The Bush administration has denounced a resolution approved Wednesday by the House Foreign Affairs Committee that calls the massacre of Armenians in Turkey during World War I "genocide."
Turkey's government vehemently protests the claim that the Ottoman Empire adopted a policy of eradicating Christian Armenians beginning in 1915, before modern Turkey was born in 1923.
Armenians constituted one of the largest minorities in the empire at the time. Even bringing up the subject is considered a crime in Turkey punishable by a long prison sentence.
President Bush acknowledges the "immense suffering" of Armenians and supports "a full and fair accounting of the atrocities that befell as many as 1.5 million Armenians," but he opposes the House resolution.
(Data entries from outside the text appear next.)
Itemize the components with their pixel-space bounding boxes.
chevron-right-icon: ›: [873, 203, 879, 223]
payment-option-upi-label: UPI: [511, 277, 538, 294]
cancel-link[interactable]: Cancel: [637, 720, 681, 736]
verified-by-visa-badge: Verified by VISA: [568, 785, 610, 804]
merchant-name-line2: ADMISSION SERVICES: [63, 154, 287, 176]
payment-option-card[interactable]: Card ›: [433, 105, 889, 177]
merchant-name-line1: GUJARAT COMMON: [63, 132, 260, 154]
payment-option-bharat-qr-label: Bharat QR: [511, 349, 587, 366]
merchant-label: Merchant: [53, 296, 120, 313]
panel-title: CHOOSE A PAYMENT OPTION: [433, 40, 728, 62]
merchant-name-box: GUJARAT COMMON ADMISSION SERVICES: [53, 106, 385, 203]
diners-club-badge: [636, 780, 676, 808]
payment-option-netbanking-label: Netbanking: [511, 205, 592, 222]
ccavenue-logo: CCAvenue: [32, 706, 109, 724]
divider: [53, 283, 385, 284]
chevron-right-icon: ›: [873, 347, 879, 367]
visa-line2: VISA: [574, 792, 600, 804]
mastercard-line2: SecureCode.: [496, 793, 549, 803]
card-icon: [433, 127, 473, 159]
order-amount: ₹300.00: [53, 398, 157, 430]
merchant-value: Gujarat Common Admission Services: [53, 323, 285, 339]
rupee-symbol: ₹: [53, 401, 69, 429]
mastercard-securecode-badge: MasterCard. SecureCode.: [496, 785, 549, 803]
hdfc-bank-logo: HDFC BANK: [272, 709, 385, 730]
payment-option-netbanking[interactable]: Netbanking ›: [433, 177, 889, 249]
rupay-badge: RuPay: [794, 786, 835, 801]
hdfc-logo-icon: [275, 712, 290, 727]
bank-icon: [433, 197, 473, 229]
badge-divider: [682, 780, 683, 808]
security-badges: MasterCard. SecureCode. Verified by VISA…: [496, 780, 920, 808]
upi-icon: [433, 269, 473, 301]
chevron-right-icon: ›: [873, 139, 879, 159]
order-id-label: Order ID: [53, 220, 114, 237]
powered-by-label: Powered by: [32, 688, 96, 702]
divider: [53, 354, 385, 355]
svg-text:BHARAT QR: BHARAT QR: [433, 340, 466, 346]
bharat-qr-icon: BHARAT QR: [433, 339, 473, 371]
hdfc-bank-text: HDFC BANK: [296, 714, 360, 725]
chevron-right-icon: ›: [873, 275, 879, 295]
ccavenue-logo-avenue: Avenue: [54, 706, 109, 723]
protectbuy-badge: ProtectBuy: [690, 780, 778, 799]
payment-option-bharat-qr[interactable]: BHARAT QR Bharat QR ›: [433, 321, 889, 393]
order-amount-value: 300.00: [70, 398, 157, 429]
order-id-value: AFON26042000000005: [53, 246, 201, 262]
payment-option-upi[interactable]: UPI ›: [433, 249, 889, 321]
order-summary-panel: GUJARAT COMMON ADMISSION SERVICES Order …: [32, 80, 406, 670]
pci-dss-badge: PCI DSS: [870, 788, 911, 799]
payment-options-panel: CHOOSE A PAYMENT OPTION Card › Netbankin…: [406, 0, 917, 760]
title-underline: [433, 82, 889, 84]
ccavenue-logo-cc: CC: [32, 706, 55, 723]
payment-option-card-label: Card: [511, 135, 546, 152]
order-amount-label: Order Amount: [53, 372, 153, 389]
The president of the United States fears that passage of such a statement in Congress would damage relations with Turkey, whose government has threatened unspecified retaliation. So much for the self-described "Decider" sticking to high principle.
Acknowledging genocide shouldn't be controversial, given the extensive State Department archives and voluminous news accounts during that dark period. President Theodore Roosevelt called the Armenian slaughter "the greatest crime of the war." President Ronald Reagan described the killings as "genocide."
Twenty countries and organizations, including the European Parliament and the Elie Wiesel Foundation for Humanity, recognize the Armenian genocide.
Modern Turkey's refusal to acknowledge the obvious reflects an insecurity that doesn't suit a nation that calls itself great. Why the Bush administration is being held hostage by the government in Ankara is worse than puzzling. It's immoral.